TABLE 2 Temp. of Heater Inlet (° C.) Nos of Before After Cleaning Applied Example SOR Cleaning Cleaning Efficiency (%) Process 1 254 246.5 253.5 (+7) 93.3 SK HCDU 2 257 248 254 67 SK BCDU

As described herein, the cleaning method of the present invention can effectively return the thermal efficiency in oil refining processes or petrochemical processes to optimal levels within a short period of time by removing fouling formed within process lines and heat exchangers. As a result, energy consumption can be reduced because a decreased amount of fuel is needed to operate the cleaned heat exchangers relative to fouled heat exchangers. In addition, the processing capacity of the heater is returned to the SOR level because the load imposed on the heater is decreased as the temperature of the heater inlet is increased. Further, the method of the present invention requires a shorter cleaning period and thus, secures a longer operating period than conventional mechanical methods. Moreover, the method of the present invention can dislodge fouling without opening heat exchangers or other equipment. This prevents the release of VOCs and prevents pollution of the environment. Lastly, the present invention is economically favorable as it extends the time between periodic maintenances.

The present invention has been described in an illustrative manner, and it is to be understood that the terminology used is intended to be in the nature of description rather than of limitation. Many modifications and variations of the present invention are possible in light of the above teachings.

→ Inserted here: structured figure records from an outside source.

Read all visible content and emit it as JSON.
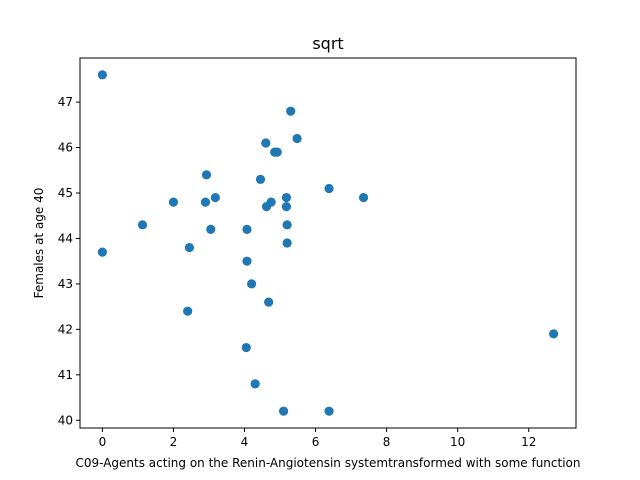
{
  "chart_data": {
    "type": "scatter",
    "title": "sqrt",
    "xlabel": "C09-Agents acting on the Renin-Angiotensin systemtransformed with some function",
    "ylabel": "Females at age 40",
    "xlim": [
      -0.63,
      13.33
    ],
    "ylim": [
      39.83,
      47.97
    ],
    "x_ticks": [
      0,
      2,
      4,
      6,
      8,
      10,
      12
    ],
    "y_ticks": [
      40,
      41,
      42,
      43,
      44,
      45,
      46,
      47
    ],
    "grid": false,
    "marker_color": "#1f77b4",
    "points": [
      {
        "x": 0.0,
        "y": 47.6
      },
      {
        "x": 0.0,
        "y": 43.7
      },
      {
        "x": 1.13,
        "y": 44.3
      },
      {
        "x": 2.0,
        "y": 44.8
      },
      {
        "x": 2.4,
        "y": 42.4
      },
      {
        "x": 2.45,
        "y": 43.8
      },
      {
        "x": 2.9,
        "y": 44.8
      },
      {
        "x": 2.93,
        "y": 45.4
      },
      {
        "x": 3.05,
        "y": 44.2
      },
      {
        "x": 3.18,
        "y": 44.9
      },
      {
        "x": 4.05,
        "y": 41.6
      },
      {
        "x": 4.07,
        "y": 44.2
      },
      {
        "x": 4.07,
        "y": 43.5
      },
      {
        "x": 4.2,
        "y": 43.0
      },
      {
        "x": 4.3,
        "y": 40.8
      },
      {
        "x": 4.45,
        "y": 45.3
      },
      {
        "x": 4.6,
        "y": 46.1
      },
      {
        "x": 4.62,
        "y": 44.7
      },
      {
        "x": 4.68,
        "y": 42.6
      },
      {
        "x": 4.75,
        "y": 44.8
      },
      {
        "x": 4.85,
        "y": 45.9
      },
      {
        "x": 4.92,
        "y": 45.9
      },
      {
        "x": 5.1,
        "y": 40.2
      },
      {
        "x": 5.18,
        "y": 44.9
      },
      {
        "x": 5.18,
        "y": 44.7
      },
      {
        "x": 5.2,
        "y": 44.3
      },
      {
        "x": 5.2,
        "y": 43.9
      },
      {
        "x": 5.3,
        "y": 46.8
      },
      {
        "x": 5.48,
        "y": 46.2
      },
      {
        "x": 6.38,
        "y": 45.1
      },
      {
        "x": 6.38,
        "y": 40.2
      },
      {
        "x": 7.35,
        "y": 44.9
      },
      {
        "x": 12.7,
        "y": 41.9
      }
    ]
  }
}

Therefore, it is to be understood that within the scope of the appended claims, the invention may be practiced otherwise than as specifically described.

Claims

1. A chemical cleaning process for removing fouling from process lines of oil refining or petrochemical plants, in which the process lines are in an on-line state, comprising:

introducing a cleaning agent into the process lines with discharging of crude oil already filled in the lines, said cleaning agent comprising 2 to 20 vol. % of a cleaning composition comprising 0.01 to 1 wt % of a C8 aromatic compound, 75 to 85 wt % of a C9 aromatic compound and 14 to 24 wt % of a C10 aromatic compound, and 80 to 98 vol % of a light cycle oil (LCO) or a light gas oil (LGO);

circulating the cleaning agent through the process lines and increasing the temperature of the cleaning agent by use of a heating source to remove fouling in the process lines; and

monitoring the light transmittance of the circulating cleaning agent with the aid of a near-infrared analyzer to determine whether the cleaning of the process lines is completed.

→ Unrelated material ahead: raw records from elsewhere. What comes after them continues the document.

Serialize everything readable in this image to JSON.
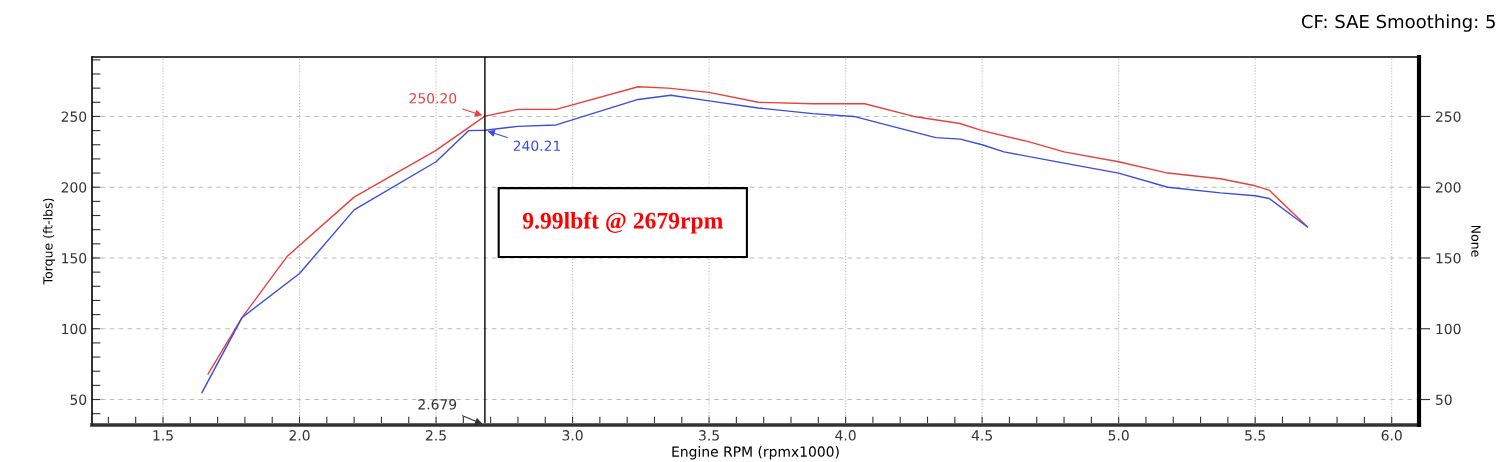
{
  "chart_data": {
    "type": "line",
    "subtitle": "CF: SAE Smoothing: 5",
    "xlabel": "Engine RPM (rpmx1000)",
    "ylabel": "Torque (ft-lbs)",
    "y2label": "None",
    "series": [
      {
        "color": "#e8413c",
        "x": [
          1.665,
          1.79,
          1.954,
          2.2,
          2.5,
          2.679,
          2.8,
          2.94,
          3.24,
          3.35,
          3.5,
          3.68,
          3.88,
          4.07,
          4.25,
          4.419,
          4.5,
          4.673,
          4.8,
          5.0,
          5.18,
          5.373,
          5.5,
          5.551,
          5.691
        ],
        "values": [
          68,
          108,
          151,
          193,
          226,
          250.2,
          255,
          255,
          271,
          270,
          267,
          260,
          259,
          259,
          250,
          245,
          240,
          232,
          225,
          218,
          210,
          206,
          201,
          198,
          172
        ]
      },
      {
        "color": "#3c4ce0",
        "x": [
          1.643,
          1.79,
          2.0,
          2.2,
          2.5,
          2.62,
          2.679,
          2.8,
          2.94,
          3.24,
          3.36,
          3.5,
          3.68,
          3.88,
          4.03,
          4.33,
          4.42,
          4.5,
          4.58,
          4.8,
          5.0,
          5.18,
          5.373,
          5.5,
          5.551,
          5.691
        ],
        "values": [
          55,
          108,
          139,
          184,
          218,
          240,
          240.21,
          243,
          244,
          262,
          265,
          261,
          256,
          252,
          250,
          235,
          234,
          230,
          225,
          217,
          210,
          200,
          196,
          194,
          192,
          172
        ]
      }
    ],
    "xlim": [
      1.24,
      6.1
    ],
    "ylim": [
      32,
      292
    ],
    "y2lim": [
      32,
      292
    ],
    "xticks": [
      {
        "value": 1.3,
        "label": null
      },
      {
        "value": 1.4,
        "label": null
      },
      1.5,
      {
        "value": 1.6,
        "label": null
      },
      {
        "value": 1.7,
        "label": null
      },
      {
        "value": 1.8,
        "label": null
      },
      {
        "value": 1.9,
        "label": null
      },
      {
        "value": 2,
        "label": "2.0"
      },
      {
        "value": 2.1,
        "label": null
      },
      {
        "value": 2.2,
        "label": null
      },
      {
        "value": 2.3,
        "label": null
      },
      {
        "value": 2.4,
        "label": null
      },
      2.5,
      {
        "value": 2.6,
        "label": null
      },
      {
        "value": 2.7,
        "label": null
      },
      {
        "value": 2.8,
        "label": null
      },
      {
        "value": 2.9,
        "label": null
      },
      {
        "value": 3,
        "label": "3.0"
      },
      {
        "value": 3.1,
        "label": null
      },
      {
        "value": 3.2,
        "label": null
      },
      {
        "value": 3.3,
        "label": null
      },
      {
        "value": 3.4,
        "label": null
      },
      3.5,
      {
        "value": 3.6,
        "label": null
      },
      {
        "value": 3.7,
        "label": null
      },
      {
        "value": 3.8,
        "label": null
      },
      {
        "value": 3.9,
        "label": null
      },
      {
        "value": 4,
        "label": "4.0"
      },
      {
        "value": 4.1,
        "label": null
      },
      {
        "value": 4.2,
        "label": null
      },
      {
        "value": 4.3,
        "label": null
      },
      {
        "value": 4.4,
        "label": null
      },
      4.5,
      {
        "value": 4.6,
        "label": null
      },
      {
        "value": 4.7,
        "label": null
      },
      {
        "value": 4.8,
        "label": null
      },
      {
        "value": 4.9,
        "label": null
      },
      {
        "value": 5,
        "label": "5.0"
      },
      {
        "value": 5.1,
        "label": null
      },
      {
        "value": 5.2,
        "label": null
      },
      {
        "value": 5.3,
        "label": null
      },
      {
        "value": 5.4,
        "label": null
      },
      5.5,
      {
        "value": 5.6,
        "label": null
      },
      {
        "value": 5.7,
        "label": null
      },
      {
        "value": 5.8,
        "label": null
      },
      {
        "value": 5.9,
        "label": null
      },
      {
        "value": 6,
        "label": "6.0"
      }
    ],
    "yticks": [
      {
        "value": 40,
        "label": null
      },
      50,
      {
        "value": 60,
        "label": null
      },
      {
        "value": 70,
        "label": null
      },
      {
        "value": 80,
        "label": null
      },
      {
        "value": 90,
        "label": null
      },
      100,
      {
        "value": 110,
        "label": null
      },
      {
        "value": 120,
        "label": null
      },
      {
        "value": 130,
        "label": null
      },
      {
        "value": 140,
        "label": null
      },
      150,
      {
        "value": 160,
        "label": null
      },
      {
        "value": 170,
        "label": null
      },
      {
        "value": 180,
        "label": null
      },
      {
        "value": 190,
        "label": null
      },
      200,
      {
        "value": 210,
        "label": null
      },
      {
        "value": 220,
        "label": null
      },
      {
        "value": 230,
        "label": null
      },
      {
        "value": 240,
        "label": null
      },
      250,
      {
        "value": 260,
        "label": null
      },
      {
        "value": 270,
        "label": null
      },
      {
        "value": 280,
        "label": null
      },
      {
        "value": 290,
        "label": null
      }
    ],
    "y2ticks": [
      50,
      100,
      150,
      200,
      250
    ],
    "grid": true,
    "ref_lines": [
      {
        "axis": "x",
        "value": 2.679,
        "label": "2.679",
        "color": "#000000"
      }
    ],
    "annotations": [
      {
        "text": "250.20",
        "x": 2.679,
        "y": 250.2
      },
      {
        "text": "240.21",
        "x": 2.679,
        "y": 240.21
      },
      "9.99lbft @ 2679rpm"
    ]
  }
}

2. The chemical cleaning process as set forth in claim 1, wherein the C8 aromatic compound is o-xylene, the C9 aromatic compound is selected from the group consisting of 1,2,4-trimethylbenzene, 1-methyl-3-ethylbenzene, and a mixture thereof, and the C10 aromatic compound is selected from the group consisting of 1-methyl-3-n-propylbenzene, 1,2-dimethyl-4-ethylbenzene, 1,2,3,5-tetramethlybenzen, and mixtures thereof.

3. The chemical cleaning process as set forth in claim 1, wherein the process is applied upon periodic maintenance of during operation with a feed-cut condition, immediately after which the oil refining or petrochemical processes are conducted.

4. The chemical cleaning process as set forth in claim 1, wherein the cleaning agent is heated to a temperature of 100 to 250° C.

5. The chemical cleaning process as set forth in claim 1, wherein the circulating step is ceased when the transmittance of the circulating cleaning agent remains unchanged.

6. The chemical cleaning process as set forth in claim 1, wherein the process lines comprise a crude oil-feeding line, a residue crude line, and a side stream.